Hash files directory

him121 · Post by **him121** » Sun Dec 26, 2004 10:35 pm

Hi..
All
i have questions about the Hash files managements..

i am working on the project where we are processing billions of data through..hash files..
now i have some 8 Hash Files which i am reading through routines....in lots of jobs.

among these 8 Hash files....size varies from 1 row to millions row.

i want suggestion.....that ..if i put these particular 8 hash files..into Ascential software application directory..
then whether it will affect the performace drastically or not...???

here i want to read these 8 hash files with SELECT command..so if i dont keep all these in Default ascential
directory then i have to do file operation and read these file..that will degrade my performace..

so i decided to keep 8 files on Ascential directory..is it good decision???
any other optimized way???

waiting for reaply

thanx
him

ray.wurlod · Post by **ray.wurlod** » Sun Dec 26, 2004 11:40 pm

It doesn't matter where your hashed files are.

If you are streaming data from them, and you have control over such things, it helps if the data from each can be delivered on a separate I/O channel from the others.
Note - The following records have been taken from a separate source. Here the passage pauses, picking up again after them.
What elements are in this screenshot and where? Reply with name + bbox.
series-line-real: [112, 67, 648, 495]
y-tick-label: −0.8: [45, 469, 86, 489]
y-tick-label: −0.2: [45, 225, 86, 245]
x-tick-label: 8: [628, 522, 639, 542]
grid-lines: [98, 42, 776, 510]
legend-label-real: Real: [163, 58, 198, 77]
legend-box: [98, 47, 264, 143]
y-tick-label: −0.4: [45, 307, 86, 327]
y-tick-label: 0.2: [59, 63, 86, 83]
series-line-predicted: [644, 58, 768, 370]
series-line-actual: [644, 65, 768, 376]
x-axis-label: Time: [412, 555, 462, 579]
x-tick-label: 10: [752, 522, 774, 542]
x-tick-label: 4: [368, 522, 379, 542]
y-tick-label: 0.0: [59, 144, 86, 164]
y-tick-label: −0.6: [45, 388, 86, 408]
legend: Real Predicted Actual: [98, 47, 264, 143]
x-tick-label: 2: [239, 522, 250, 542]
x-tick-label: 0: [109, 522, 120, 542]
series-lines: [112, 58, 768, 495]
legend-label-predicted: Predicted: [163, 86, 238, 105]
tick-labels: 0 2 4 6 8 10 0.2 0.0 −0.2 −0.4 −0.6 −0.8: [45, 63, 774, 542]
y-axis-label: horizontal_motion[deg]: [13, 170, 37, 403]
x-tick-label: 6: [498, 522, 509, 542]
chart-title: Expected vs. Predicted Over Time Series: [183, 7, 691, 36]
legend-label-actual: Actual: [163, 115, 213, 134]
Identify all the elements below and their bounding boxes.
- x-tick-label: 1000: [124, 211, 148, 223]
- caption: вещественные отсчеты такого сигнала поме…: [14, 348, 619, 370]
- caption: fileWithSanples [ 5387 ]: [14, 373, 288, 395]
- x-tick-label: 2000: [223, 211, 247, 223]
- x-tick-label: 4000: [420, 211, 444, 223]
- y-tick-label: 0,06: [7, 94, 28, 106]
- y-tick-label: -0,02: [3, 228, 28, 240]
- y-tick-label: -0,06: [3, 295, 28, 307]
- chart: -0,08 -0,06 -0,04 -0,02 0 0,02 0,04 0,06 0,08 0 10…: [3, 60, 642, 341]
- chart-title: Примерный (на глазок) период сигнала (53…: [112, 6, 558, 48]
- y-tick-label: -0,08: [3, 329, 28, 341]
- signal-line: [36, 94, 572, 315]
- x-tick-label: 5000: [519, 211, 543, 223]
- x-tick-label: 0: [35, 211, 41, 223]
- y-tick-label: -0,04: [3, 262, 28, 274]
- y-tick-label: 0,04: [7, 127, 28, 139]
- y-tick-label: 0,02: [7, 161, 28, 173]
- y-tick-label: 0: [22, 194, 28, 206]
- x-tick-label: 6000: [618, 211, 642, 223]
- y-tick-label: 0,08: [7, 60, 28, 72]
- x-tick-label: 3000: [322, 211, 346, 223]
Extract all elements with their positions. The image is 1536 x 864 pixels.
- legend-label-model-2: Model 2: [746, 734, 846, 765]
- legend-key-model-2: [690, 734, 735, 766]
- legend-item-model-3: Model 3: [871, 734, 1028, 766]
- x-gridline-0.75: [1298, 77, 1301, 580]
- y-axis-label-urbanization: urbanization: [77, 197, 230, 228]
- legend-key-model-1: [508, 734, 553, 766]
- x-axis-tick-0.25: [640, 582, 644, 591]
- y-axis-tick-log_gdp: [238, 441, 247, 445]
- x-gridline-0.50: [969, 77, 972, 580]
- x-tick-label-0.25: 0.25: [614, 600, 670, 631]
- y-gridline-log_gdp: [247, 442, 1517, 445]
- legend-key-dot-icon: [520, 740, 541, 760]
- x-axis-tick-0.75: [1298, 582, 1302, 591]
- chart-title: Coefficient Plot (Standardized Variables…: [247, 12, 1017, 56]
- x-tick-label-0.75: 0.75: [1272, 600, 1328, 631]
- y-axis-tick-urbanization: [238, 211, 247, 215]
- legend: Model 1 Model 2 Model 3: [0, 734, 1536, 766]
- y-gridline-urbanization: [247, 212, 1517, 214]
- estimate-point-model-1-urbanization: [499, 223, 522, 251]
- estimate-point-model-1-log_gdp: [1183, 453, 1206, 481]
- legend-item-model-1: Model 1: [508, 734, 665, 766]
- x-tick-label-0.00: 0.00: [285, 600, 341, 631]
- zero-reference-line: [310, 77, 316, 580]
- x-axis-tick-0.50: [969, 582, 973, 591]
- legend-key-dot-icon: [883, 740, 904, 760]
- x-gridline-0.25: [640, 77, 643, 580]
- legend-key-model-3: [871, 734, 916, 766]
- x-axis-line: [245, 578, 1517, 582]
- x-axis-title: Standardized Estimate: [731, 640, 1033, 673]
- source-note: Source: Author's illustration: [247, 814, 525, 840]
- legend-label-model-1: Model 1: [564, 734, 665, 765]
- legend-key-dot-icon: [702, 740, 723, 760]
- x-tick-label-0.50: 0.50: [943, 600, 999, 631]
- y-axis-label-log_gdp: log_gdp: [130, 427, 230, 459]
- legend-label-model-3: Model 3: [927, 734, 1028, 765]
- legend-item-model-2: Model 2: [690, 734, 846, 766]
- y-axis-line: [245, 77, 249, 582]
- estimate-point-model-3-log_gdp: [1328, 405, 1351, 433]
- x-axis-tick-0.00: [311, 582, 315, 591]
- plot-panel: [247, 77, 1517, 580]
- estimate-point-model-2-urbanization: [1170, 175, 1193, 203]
That is, separate disk, separate controller, as much as possible. With SAN technology you basically have to hope that distribution over channels is optimised.

Similarly, the disk where you put you hashed files should ideally not be being used for anything else at the time when you are accessing the hashed files. The Ascential software application directory (by which I assume you mean the DSEngine directory) is potentially being used to deliver message texts and executables; it is also where the NLS database and the SQL catalog for DataStage reside. None of these should be high impact when you are running jobs.

(Disk) Space - the Final Frontier

him121 · Post by **him121** » Mon Dec 27, 2004 1:44 am

thanx ray..
for nice expaination..

himanshu

chulett · Post by **chulett** » Mon Dec 27, 2004 8:06 am

A couple of additional thoughts...

Using hash files in your project, especially ones processing billions of records, increases your chances of filling up the disk where DataStage is installed. This is a Very Bad Thing and something to be avoided. For a Windows server, I would think it would be best to keep it on a drive separate from the Server install, not just in a directory outside the project.

Search the forum for the keywords "SETFILE OVERWRITING" for the syntax to create VOC records for your pathed hash files. This will allow you to treat them as if they were in your project directory (i.e. in an 'account') without them actually having to live there. There are quite a number of posts here on the subject, so the details around how it all works shouldn't be too hard to find.

chucksmith · Post by **chucksmith** » Mon Dec 27, 2004 12:03 pm

One more consideration. Reading hash files from routines means you can not take advantage of preloading a hash file into memory. For hash files that will fit into memory where only a single row is needed in the routine, I move the read back into the job, and just pass the column as a arguments to the routine. This increases speed and readability.

In the case where more than one row is needed from the hash file, consider denormalizing the hash file at build time. This puts your design back into the category of a single read.